New "smart" polymer opens door for medical use of low-power near-infrared light
Researchers at the University of California, San Diego (UCSD) have conducted initial testing of a new "smart" plastic material which may bring about new uses in medicine for near-infrared (NIR) light. According to early experiments, the plastic material will break down into non-toxic particles in response to lower-power NIR light. This may lead to improved treatment of, for example, tumors, or improvements in the release of tracing compounds and imaging agents for improved medical diagnostics applications.
Anyone who has attempted to pick up a old plastic bag only to have it crumble into tiny fragments is aware that certain plastics degrade (break down) when subjected to things such as prolonged exposure to sunlight and oxygen. This property may have implications in medicine. Some forms of electromagnetic radiation (other than visible light) are able to pass through tissue.
The visible light which enables you to read this article is unable to do this as the photons are stopped by the skin, but other wavelengths of light pass through easily. High wavelength photons such as X and gamma rays can easily pass through very dense materials, including the body, though they affect tissue in the process by ionizing it. Other forms of electromagnetic radiation can produce varied effects: for example, significant amounts of infrared radiation can cause damage in the form of heat.

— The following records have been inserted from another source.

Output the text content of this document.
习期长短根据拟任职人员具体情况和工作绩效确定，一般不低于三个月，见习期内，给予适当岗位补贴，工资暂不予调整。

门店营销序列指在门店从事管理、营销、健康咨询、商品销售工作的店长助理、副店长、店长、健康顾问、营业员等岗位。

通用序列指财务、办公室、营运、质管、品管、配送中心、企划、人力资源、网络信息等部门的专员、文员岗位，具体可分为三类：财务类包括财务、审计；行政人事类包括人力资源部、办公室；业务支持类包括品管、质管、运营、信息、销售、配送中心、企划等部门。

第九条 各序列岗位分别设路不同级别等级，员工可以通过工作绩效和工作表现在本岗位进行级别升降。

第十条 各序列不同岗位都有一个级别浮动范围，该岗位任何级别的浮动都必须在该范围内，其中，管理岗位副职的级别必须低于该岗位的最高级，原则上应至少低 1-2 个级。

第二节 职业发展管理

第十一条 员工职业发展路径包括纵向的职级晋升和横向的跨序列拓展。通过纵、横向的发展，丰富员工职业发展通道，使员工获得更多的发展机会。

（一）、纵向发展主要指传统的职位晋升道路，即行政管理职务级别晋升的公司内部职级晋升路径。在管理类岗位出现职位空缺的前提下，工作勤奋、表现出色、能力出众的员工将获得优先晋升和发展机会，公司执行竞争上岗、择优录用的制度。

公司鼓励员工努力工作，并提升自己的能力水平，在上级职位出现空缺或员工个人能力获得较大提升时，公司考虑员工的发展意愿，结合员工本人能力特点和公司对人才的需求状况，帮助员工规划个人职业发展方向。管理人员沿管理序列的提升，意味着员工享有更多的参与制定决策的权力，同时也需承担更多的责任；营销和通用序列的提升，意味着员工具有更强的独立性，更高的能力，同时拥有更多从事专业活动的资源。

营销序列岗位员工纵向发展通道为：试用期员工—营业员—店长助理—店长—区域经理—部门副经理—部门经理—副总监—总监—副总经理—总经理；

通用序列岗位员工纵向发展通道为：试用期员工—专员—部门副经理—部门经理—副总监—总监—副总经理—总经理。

Just beyond the wavelength of visible light, however, is NIR. NIR light is a non-ionizing form of electromagnetic radiation able to pass through skin and up to four inches of tissue. This property of NIR light enables it to be of use in near-infrared spectroscopy and imaging, both of considerable use in medicine. In response to lower-power NIR, the plastic material being explored by the UCSD researchers will break down into non-toxic particles. Significantly, this will occur at levels of lower-power NIR light exposure which are "biologically benign".
New medical uses
This may enable the construction of "microdevices" such as hydrogels able to release medicinal compounds to surrounding tissues, at precise locations and timings, which could lead to improved treatment of, for example, tumors, or improvements in the release of tracing compounds and imaging agents for improved diagnostics. The research team from the Laboratory for Bioresponsive Materials, led by Adah Almutairi claim, "to the best of our knowledge, this is the first example of a polymeric material capable of disassembly into small molecules in response to harmless levels of irradiation."
The UCSD team's research was published in September 2011 in the ACS journal Macromolecules.